Mentre in aula si procedeva alle votazioni secondo la chiama stabilita per ordine alfabetico, all’esterno dell’emiciclo i vari leader si sono mossi con frenesia per trovare quell’accordo su un nome condiviso che fino ad oggi non sono stati in grado di trovare. Esplicativo, in tal senso, il commento dell’editorialista de La Stampa Marcello Sorgi: «Ma perché non si sono messi d’accordo prima? Hanno avuto tutto il tempo per farlo!»

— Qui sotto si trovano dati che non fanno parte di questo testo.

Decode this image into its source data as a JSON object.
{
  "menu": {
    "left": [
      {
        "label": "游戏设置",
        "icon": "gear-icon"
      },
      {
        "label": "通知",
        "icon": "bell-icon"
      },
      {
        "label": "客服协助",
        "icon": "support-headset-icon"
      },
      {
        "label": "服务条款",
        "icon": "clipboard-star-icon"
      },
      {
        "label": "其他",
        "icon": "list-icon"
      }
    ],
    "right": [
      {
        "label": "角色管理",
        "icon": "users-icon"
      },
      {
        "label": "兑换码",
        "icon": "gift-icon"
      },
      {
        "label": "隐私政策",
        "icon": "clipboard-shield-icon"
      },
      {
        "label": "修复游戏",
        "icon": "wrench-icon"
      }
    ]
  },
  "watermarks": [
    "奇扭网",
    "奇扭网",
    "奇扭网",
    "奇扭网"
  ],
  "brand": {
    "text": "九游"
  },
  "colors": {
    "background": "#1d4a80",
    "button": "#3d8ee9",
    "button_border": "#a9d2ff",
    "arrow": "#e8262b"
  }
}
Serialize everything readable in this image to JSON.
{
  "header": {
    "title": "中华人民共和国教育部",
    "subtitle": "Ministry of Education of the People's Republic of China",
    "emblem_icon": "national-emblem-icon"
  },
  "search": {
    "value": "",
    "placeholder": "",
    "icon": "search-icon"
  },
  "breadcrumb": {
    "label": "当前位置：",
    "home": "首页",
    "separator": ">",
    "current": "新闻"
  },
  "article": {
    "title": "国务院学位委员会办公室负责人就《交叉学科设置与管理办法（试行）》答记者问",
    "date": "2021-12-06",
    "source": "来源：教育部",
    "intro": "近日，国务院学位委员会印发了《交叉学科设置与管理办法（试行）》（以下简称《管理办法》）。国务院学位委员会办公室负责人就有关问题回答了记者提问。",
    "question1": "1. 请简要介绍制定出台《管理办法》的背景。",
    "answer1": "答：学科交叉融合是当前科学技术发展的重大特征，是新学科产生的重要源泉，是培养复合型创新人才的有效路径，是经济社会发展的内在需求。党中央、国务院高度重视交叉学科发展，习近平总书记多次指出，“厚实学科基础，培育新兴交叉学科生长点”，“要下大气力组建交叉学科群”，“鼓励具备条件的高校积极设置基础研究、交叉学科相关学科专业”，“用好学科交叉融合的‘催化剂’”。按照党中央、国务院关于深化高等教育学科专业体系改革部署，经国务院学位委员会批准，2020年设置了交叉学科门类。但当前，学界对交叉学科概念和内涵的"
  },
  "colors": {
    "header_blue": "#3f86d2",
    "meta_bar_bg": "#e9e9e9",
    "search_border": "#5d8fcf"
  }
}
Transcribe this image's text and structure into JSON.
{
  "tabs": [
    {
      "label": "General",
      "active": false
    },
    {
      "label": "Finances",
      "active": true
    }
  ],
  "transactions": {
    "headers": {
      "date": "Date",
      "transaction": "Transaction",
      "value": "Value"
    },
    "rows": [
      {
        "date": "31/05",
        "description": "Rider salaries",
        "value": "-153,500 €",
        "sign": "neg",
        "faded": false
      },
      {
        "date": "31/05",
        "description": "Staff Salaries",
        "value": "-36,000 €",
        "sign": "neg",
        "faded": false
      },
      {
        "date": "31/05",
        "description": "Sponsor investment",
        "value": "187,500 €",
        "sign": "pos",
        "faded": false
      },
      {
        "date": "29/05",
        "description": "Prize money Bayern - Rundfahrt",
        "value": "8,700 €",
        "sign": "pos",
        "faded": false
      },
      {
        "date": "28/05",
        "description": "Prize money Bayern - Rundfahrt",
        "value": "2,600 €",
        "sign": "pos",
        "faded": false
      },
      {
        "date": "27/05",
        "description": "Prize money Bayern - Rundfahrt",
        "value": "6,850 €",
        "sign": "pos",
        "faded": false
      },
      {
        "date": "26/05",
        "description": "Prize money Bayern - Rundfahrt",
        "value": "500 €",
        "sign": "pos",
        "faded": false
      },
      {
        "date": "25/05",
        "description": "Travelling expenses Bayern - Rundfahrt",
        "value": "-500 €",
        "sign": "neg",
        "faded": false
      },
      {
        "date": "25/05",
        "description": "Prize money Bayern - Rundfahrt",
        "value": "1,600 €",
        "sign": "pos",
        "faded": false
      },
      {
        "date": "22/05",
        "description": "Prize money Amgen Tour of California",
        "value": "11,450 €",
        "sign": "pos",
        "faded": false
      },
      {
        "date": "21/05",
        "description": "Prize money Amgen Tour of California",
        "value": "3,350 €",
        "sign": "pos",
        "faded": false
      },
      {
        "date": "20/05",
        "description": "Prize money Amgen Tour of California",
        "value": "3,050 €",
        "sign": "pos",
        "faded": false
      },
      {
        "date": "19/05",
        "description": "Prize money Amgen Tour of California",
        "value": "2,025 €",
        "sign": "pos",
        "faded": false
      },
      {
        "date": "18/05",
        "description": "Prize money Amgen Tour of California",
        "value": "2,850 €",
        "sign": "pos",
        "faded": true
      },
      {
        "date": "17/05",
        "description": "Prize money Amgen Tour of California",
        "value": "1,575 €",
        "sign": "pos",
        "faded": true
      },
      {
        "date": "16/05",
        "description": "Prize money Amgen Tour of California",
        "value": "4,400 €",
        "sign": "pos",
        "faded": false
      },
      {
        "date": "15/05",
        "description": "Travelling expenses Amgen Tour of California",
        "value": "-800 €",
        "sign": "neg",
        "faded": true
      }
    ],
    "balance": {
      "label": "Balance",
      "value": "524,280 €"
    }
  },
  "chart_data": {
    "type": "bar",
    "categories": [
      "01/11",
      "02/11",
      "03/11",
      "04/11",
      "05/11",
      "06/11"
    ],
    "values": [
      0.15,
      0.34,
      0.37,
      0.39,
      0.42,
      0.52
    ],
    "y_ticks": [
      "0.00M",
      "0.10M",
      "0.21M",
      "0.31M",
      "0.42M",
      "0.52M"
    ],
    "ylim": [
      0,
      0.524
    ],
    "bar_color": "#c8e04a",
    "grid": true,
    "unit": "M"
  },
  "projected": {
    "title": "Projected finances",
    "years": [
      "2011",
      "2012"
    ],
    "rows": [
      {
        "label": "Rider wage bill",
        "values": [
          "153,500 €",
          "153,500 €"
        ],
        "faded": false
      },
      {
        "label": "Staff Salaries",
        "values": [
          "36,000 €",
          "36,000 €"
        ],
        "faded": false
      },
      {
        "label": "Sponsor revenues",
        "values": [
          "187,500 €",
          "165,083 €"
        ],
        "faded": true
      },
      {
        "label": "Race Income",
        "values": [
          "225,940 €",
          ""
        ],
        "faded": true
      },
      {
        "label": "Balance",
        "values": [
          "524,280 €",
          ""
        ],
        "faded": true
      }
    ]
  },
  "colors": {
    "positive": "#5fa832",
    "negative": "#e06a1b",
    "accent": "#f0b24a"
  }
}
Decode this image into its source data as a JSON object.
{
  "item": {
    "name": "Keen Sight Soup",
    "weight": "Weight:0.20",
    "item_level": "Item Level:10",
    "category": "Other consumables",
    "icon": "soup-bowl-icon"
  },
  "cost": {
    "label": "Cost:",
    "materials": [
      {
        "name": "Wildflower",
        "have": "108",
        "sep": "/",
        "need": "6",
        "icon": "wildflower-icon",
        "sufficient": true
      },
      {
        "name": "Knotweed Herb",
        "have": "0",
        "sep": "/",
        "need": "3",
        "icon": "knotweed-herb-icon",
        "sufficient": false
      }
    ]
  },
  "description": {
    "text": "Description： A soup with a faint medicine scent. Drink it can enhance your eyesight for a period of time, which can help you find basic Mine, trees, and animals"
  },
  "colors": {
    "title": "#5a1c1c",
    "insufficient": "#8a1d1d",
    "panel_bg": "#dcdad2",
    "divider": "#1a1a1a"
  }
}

Fra i più attivi, in giornata, il leader della Lega Matteo Salvini che ha avuto dapprima un colloquio con il presidente del Consiglio Mario Draghi, poi con il segretario del PD Enrico Letta, poi con il presidente del Movimento 5 Stelle Giuseppe Conte.

Il lungo pomeriggio elettivo si chiude a Roma con lo spoglio delle schede, terminato alle 21.05. Come da previsioni più che annunciate, le schede bianche sono state 672 (prima dell’ennesima verifica); forse un caso, ma è lo stesso numero del quorum. Niente di fatto, dunque. Tutto rimandato a domani per la seconda chiama. Fra i votati oggi, Marta Cartabia (9), Paolo Maddalena (36), Umberto Bossi (6), Sergio Mattarella (16), Berlusconi (7). Ma pure nomi come Pierferdinando Casini e Walter Veltroni, il conduttore Rai Amadeus e il giornalista Bruno Vespa, oltre all’improbabile presidente della Lazio Lotito.